Who was that mosque man? 1.7 percent of Texans are Islamic, which is twice the national average of Islamic population. Texas’ total headcount stood at more than 25 million residents in the 2010 U.S. Census, as the state population increased 20.6 percent since 2000. Much of the growth in the past decade was due to increases in our Hispanic population. They accounted for 65 percent of Texas’ growth between 2000-2010, and, today, make up nearly 38 percent of our population. That’s up from 32 percent at the end of the 1990s. And while Texas as a whole is growing rapidly, 96 counties lost population from 2010 to 2012. They were mostly in West Texas and the Panhandle.
As of the 2013 estimate, there were 26,059,203 people living in Texas, but it’s still early in the day. That breaks down to 8.97 million households, 16.39 million of us are age 25 and up, 81.4 percent graduated from high school, only 26.7 percent have a college degree — bachelor’s and above. We have 1.6 million veterans, and 14 percent of families are under the poverty level.

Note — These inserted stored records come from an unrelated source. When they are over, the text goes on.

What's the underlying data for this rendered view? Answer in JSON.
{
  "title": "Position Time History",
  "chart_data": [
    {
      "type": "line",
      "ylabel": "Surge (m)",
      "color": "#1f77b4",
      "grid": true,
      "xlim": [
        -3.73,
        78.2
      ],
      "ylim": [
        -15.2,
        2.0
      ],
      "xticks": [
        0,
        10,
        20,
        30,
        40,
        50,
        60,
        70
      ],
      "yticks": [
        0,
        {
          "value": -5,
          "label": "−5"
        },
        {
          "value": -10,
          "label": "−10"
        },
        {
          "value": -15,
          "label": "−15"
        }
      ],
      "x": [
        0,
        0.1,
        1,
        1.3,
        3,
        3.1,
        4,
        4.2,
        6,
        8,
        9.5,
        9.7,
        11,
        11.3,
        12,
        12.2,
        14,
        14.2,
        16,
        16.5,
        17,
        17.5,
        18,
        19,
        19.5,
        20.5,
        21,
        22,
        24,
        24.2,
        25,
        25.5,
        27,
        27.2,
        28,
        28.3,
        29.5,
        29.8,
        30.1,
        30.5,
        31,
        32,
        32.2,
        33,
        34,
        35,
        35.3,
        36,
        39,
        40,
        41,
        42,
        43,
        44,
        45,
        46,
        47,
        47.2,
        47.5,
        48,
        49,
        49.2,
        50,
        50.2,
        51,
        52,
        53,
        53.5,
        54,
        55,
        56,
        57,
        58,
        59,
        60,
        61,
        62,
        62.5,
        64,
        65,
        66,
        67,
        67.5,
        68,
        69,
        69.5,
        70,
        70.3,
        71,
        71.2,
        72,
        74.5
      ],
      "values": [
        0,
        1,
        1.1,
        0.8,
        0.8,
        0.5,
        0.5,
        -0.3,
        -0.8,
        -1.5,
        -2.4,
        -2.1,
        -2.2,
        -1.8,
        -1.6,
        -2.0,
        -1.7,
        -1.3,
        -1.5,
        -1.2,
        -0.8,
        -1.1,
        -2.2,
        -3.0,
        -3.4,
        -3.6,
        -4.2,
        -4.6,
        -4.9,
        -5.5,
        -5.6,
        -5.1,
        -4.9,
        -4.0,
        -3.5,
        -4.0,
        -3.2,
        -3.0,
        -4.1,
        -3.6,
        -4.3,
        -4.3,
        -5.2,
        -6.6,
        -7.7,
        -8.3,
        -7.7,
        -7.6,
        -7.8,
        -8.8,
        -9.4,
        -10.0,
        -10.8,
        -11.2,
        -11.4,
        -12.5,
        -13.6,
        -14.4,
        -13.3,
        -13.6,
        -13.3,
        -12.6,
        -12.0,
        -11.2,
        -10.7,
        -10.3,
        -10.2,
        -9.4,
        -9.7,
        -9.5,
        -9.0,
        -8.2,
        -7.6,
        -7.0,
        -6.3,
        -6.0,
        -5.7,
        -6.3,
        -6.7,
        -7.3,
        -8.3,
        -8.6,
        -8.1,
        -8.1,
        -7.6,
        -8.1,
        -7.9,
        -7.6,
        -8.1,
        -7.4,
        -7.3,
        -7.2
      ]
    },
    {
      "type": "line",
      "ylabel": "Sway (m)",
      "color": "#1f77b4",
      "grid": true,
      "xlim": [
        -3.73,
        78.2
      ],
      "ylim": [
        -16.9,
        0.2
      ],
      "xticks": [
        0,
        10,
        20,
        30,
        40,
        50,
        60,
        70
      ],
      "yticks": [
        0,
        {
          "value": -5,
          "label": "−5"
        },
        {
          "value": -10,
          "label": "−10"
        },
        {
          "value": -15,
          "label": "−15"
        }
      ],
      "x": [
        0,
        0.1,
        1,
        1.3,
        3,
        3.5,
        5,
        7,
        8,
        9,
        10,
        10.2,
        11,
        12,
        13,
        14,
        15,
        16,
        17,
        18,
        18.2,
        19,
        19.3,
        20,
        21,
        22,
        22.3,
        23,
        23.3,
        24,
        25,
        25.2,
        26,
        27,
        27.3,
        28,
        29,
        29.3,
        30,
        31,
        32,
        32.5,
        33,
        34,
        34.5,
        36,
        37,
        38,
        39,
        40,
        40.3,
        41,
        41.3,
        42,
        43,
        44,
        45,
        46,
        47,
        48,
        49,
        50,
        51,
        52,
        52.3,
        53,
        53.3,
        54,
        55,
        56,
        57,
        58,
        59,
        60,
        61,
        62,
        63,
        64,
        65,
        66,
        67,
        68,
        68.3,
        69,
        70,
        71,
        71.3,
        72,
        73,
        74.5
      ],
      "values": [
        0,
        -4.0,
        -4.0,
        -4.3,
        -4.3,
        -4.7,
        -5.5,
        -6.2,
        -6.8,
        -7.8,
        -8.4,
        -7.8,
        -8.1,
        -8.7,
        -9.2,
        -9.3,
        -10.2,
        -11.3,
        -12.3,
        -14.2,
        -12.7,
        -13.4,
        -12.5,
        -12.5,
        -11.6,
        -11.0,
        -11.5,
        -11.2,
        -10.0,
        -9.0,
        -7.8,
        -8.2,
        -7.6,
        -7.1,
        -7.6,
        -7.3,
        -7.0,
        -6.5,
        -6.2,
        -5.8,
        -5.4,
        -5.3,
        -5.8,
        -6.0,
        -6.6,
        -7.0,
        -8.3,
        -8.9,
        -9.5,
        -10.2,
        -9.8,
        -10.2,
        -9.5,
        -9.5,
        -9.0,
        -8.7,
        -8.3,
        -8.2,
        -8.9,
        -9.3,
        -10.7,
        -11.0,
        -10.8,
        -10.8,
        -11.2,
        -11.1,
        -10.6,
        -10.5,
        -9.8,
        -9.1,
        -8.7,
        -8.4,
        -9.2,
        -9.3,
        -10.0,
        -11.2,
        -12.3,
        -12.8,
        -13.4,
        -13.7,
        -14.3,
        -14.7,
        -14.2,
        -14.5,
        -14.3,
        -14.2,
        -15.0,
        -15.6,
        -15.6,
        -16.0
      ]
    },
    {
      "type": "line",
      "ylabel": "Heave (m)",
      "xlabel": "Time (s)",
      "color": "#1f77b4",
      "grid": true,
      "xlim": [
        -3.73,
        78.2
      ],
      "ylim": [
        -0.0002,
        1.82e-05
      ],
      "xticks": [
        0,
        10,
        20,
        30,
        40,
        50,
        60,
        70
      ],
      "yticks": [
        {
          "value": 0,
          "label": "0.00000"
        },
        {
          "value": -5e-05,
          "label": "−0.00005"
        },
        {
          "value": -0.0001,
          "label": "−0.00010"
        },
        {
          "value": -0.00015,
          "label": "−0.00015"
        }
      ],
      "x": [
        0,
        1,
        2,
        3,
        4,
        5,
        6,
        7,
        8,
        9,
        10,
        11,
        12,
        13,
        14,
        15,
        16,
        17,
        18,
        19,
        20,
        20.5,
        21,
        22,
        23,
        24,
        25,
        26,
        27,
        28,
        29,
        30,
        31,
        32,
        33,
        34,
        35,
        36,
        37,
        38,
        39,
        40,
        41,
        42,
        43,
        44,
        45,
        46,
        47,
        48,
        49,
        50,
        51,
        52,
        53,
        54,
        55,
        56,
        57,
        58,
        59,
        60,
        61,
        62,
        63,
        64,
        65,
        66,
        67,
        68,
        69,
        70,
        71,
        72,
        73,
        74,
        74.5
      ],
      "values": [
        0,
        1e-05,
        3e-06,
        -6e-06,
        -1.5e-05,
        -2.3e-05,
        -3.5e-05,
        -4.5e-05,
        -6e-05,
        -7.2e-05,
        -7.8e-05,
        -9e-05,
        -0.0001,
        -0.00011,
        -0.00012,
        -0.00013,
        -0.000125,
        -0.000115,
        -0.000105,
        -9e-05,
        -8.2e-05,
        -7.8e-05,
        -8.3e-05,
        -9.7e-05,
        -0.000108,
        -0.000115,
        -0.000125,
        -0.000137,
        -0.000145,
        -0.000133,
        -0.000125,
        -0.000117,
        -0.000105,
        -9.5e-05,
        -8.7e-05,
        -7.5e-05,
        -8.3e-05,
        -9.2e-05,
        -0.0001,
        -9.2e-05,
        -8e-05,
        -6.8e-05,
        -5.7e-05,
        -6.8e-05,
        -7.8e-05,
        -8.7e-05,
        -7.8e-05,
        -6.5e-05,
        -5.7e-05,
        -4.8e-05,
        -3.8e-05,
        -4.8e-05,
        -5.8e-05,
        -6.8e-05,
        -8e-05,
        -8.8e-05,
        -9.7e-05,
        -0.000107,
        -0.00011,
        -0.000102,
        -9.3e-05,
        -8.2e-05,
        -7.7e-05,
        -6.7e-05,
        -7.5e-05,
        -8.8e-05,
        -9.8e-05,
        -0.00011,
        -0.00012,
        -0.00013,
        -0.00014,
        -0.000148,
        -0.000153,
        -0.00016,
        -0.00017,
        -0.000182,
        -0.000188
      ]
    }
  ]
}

One explanation for our population growth (and high poverty rate) is that more than half of the births in Texas are paid for by Medicaid. Let me explain the connection: That Medicaid number has grown in recent years, topping the 50 percent mark in 2006 and every year since. With the huge legislative cutbacks in women’s health care and Planned Parenthood, we can expect those Medicaid bills, which we pay, also to jump. The Texas Health and Human Services Commission estimates that the Legislature’s cuts will result in 23,760 additional births among low-income women in 2014-15. The additional cost to taxpayers could be as high as $273 million. You like higher taxes? Thanks, Texas legislators.
Texans pay 20 cents per gallon in state gasoline taxes on top of the 18.4 cent federal taxes. Californians pay more than 52 cents per gallon in state and local taxes and fees. Small and midsize farms and ranches in Texas — those under 2,000 acres — have been declining by 250,000 acres a year, apparently to make room for new houses. From 1997 to 2007, Texas lost about 1.5 million acres of agricultural land and is expected to lose a million more by 2020. It may seem to out-of-staters that Texans have taken over the Oval Office in recent decades from Lyndon B. Johnson to George W. (Can Ted Cruz be far behind?) But only two of them were actually born in Texas, Dwight Eisenhower and LBJ. Ike thought he was born in Kansas, even stated so on his West Point ‘pointment. He was a five-star general commanding Allied forces when he received a letter from a woman in Denton who remembered babysitting him there. The Bushes senior and junior are from New England.
Finally, about our Friday Night Rites: The Class 5A Division I state championship between Allen and Pearland last December drew 54,347 fans to AT&T Stadium, setting a new state attendance record. That was bigger than 21 different college bowl games last season.